Survivor Mexico came to an end eight weeks after it started off. As noted in previous articles, the original format was adapted to resemble other hit Mexican reality shows. However, despite that, Survivor Mexico never conquered regular network viewers and especially not fans of the US version. Since the beginning, the show struggled to hook the audience, having fewer rating points on both Sundays and weekdays primetime than its principal competitor.
As far as I’m concerned, the low ratings led to the moving of the finale forward to August. The show speeded up with two elimination days per week on Fridays and Sundays, starting the same week that Survivor Mexico’s replacement, Exatlon: Heroes vs. Titans, was announced for a September 1 premiere.
Multiple controversies surrounded Survivor Mexico during its two months on the air. This ranged from the supposed production help for the viewer’s favorite player, an evacuation owing to Hurricane Isaias, the poisoning of two contestants, and multiple leaks about eliminated players, reaching the point that the order of the final five contestants was known weeks before the finale.
In general, the show’s format did not change from what was stated in the previous articles. The episode duration, the challenges, Tribal Council, and the elimination process stayed the same throughout the season.

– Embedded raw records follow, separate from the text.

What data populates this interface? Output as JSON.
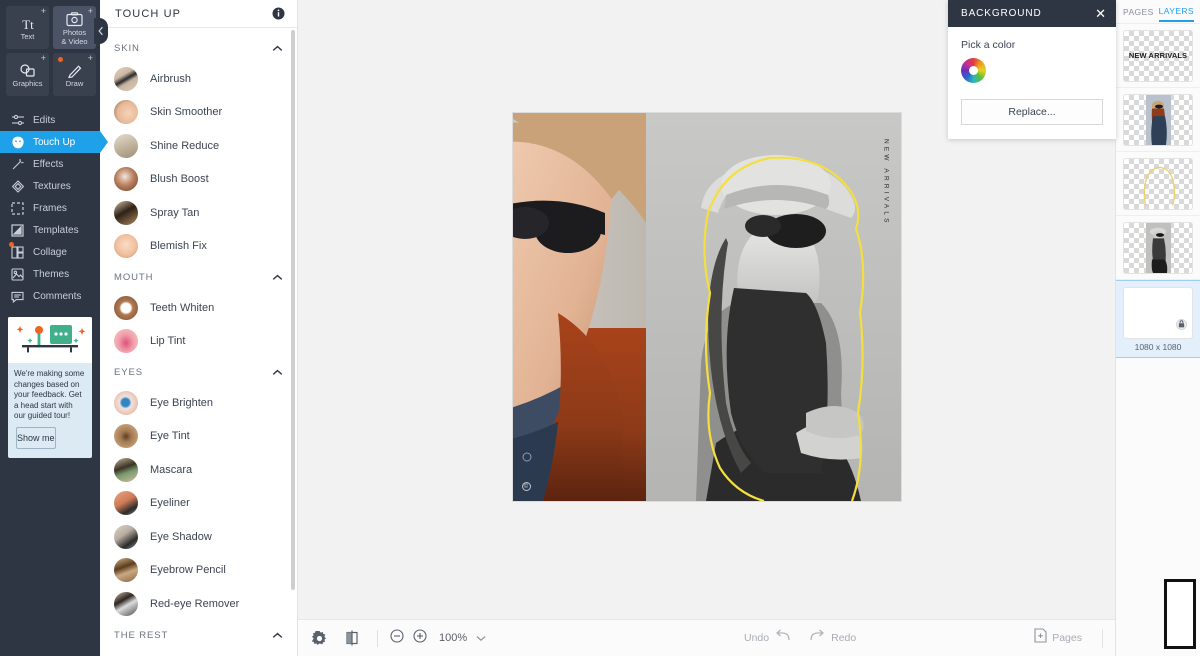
{
  "rail": {
    "tools": [
      {
        "label": "Text",
        "icon": "text-icon",
        "badge": "+",
        "dot": false,
        "active": false
      },
      {
        "label": "Photos\n& Video",
        "icon": "photos-video-icon",
        "badge": "+",
        "dot": false,
        "active": true
      },
      {
        "label": "Graphics",
        "icon": "graphics-icon",
        "badge": "+",
        "dot": false,
        "active": false
      },
      {
        "label": "Draw",
        "icon": "draw-icon",
        "badge": "+",
        "dot": true,
        "active": false
      }
    ],
    "nav": [
      {
        "label": "Edits",
        "icon": "sliders-icon",
        "selected": false,
        "dot": false
      },
      {
        "label": "Touch Up",
        "icon": "face-icon",
        "selected": true,
        "dot": false
      },
      {
        "label": "Effects",
        "icon": "wand-icon",
        "selected": false,
        "dot": false
      },
      {
        "label": "Textures",
        "icon": "diamond-icon",
        "selected": false,
        "dot": false
      },
      {
        "label": "Frames",
        "icon": "frame-icon",
        "selected": false,
        "dot": false
      },
      {
        "label": "Templates",
        "icon": "template-icon",
        "selected": false,
        "dot": false
      },
      {
        "label": "Collage",
        "icon": "collage-icon",
        "selected": false,
        "dot": true
      },
      {
        "label": "Themes",
        "icon": "themes-icon",
        "selected": false,
        "dot": false
      },
      {
        "label": "Comments",
        "icon": "comments-icon",
        "selected": false,
        "dot": false
      }
    ],
    "promo": {
      "text": "We're making some changes based on your feedback. Get a head start with our guided tour!",
      "button": "Show me"
    },
    "collapse_icon": "chevron-left-icon"
  },
  "panel": {
    "title": "TOUCH UP",
    "info_icon": "info-icon",
    "sections": [
      {
        "title": "SKIN",
        "collapse_icon": "chevron-up-icon",
        "items": [
          {
            "label": "Airbrush",
            "swatch": "#cbb7a4"
          },
          {
            "label": "Skin Smoother",
            "swatch": "#e6b99a"
          },
          {
            "label": "Shine Reduce",
            "swatch": "#c9bda9"
          },
          {
            "label": "Blush Boost",
            "swatch": "#9c6a50"
          },
          {
            "label": "Spray Tan",
            "swatch": "#6e5340"
          },
          {
            "label": "Blemish Fix",
            "swatch": "#f0c0a0"
          }
        ]
      },
      {
        "title": "MOUTH",
        "collapse_icon": "chevron-up-icon",
        "items": [
          {
            "label": "Teeth Whiten",
            "swatch": "#b07a53"
          },
          {
            "label": "Lip Tint",
            "swatch": "#e8a0a8"
          }
        ]
      },
      {
        "title": "EYES",
        "collapse_icon": "chevron-up-icon",
        "items": [
          {
            "label": "Eye Brighten",
            "swatch": "#d9a48e"
          },
          {
            "label": "Eye Tint",
            "swatch": "#9c7352"
          },
          {
            "label": "Mascara",
            "swatch": "#7d6a52"
          },
          {
            "label": "Eyeliner",
            "swatch": "#c9745a"
          },
          {
            "label": "Eye Shadow",
            "swatch": "#b8ada0"
          },
          {
            "label": "Eyebrow Pencil",
            "swatch": "#8a6642"
          },
          {
            "label": "Red-eye Remover",
            "swatch": "#70696b"
          }
        ]
      },
      {
        "title": "THE REST",
        "collapse_icon": "chevron-up-icon",
        "items": []
      }
    ]
  },
  "background_popup": {
    "title": "BACKGROUND",
    "close_icon": "close-icon",
    "pick_label": "Pick a color",
    "color_wheel_icon": "color-wheel-icon",
    "replace_label": "Replace..."
  },
  "canvas": {
    "artboard_text": "NEW ARRIVALS",
    "watermark": "©"
  },
  "layers": {
    "tabs": [
      {
        "label": "PAGES",
        "active": false
      },
      {
        "label": "LAYERS",
        "active": true
      }
    ],
    "close_icon": "close-icon",
    "rows": [
      {
        "type": "text",
        "text": "NEW ARRIVALS",
        "selected": false
      },
      {
        "type": "photo-color",
        "selected": false
      },
      {
        "type": "outline",
        "selected": false
      },
      {
        "type": "photo-bw",
        "selected": false
      },
      {
        "type": "background",
        "dimensions": "1080 x 1080",
        "lock_icon": "lock-icon",
        "selected": true
      }
    ]
  },
  "bottom_bar": {
    "settings_icon": "gear-icon",
    "compare_icon": "compare-icon",
    "zoom_out_icon": "zoom-out-icon",
    "zoom_in_icon": "zoom-in-icon",
    "zoom_level": "100%",
    "zoom_dropdown_icon": "chevron-down-icon",
    "undo_label": "Undo",
    "undo_icon": "undo-arrow-icon",
    "redo_icon": "redo-arrow-icon",
    "redo_label": "Redo",
    "pages_icon": "add-page-icon",
    "pages_label": "Pages"
  }
}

Tribe division never really worked out, even though contestants were non-randomly switched by production after the first Tribal, tribes continued to be unbalanced. Until the fourth week, both tribes won one Tribal immunity challenge each, and a kind of joint Tribal Council was set where each tribe nominated two contestants to compete in a four-player elimination challenge. After that, the merge was declared.
This version of Survivor was entirely centered around challenges, where social interaction didn’t matter in order to stay in the game. Camp life was secondary, acting more as filler than important to the narrative. To new Survivor viewers, the camp life segments were considered a boring element of the show.
While the concept of immunity totems could have given a new dynamic to Tribal councils and camp life, these new powers were totally wasted, mainly for their weird rules. For instance, there were only two totems in the game, of which only one was used. The second was carried to the end by the winner, who was never nominated.
In the first article, I assumed that rules were not given to contestants in advance; this was partially confirmed during the season. To explain this, let me bring back two rules described in the past article. On the one hand, the winner of the Immunity necklace had to nominate one player; on the other hand, another player could gift a totem to the nominated one. When these two conditions were met, both the gifter and receiver players thought they were safe. However, it turned out that the winner of the Immunity necklace could then nominate the totem gifter, which is what happened.
True to form, the jury was not a part of this version, thereby removing the main premise of Survivor, which is, voted-out players must vote for a winner. Instead, Survivor Mexico decided the winner through elimination challenges. This turned out to be the season’s best challenge player, Lalo Urbina, a professional climber who was already known for taking part in other network shows. Surprisingly, for a TV show that extended every single scene of the season, the finale just abruptly ended after the final challenge, leaving no time for an award ceremony nor a winning speech.
In summary, Survivor Mexico made so many changes to the original format that it ended up being an utterly different reality show. The overall quality didn’t compare with Survivor US, partly due to the hurried production, scrambled together amidst a pandemic. This made me aware of the importance of quality content for the Survivor US producers, and if that means we have to wait a little longer for Survivor to be filmed to the usual high quality, I am fine with it.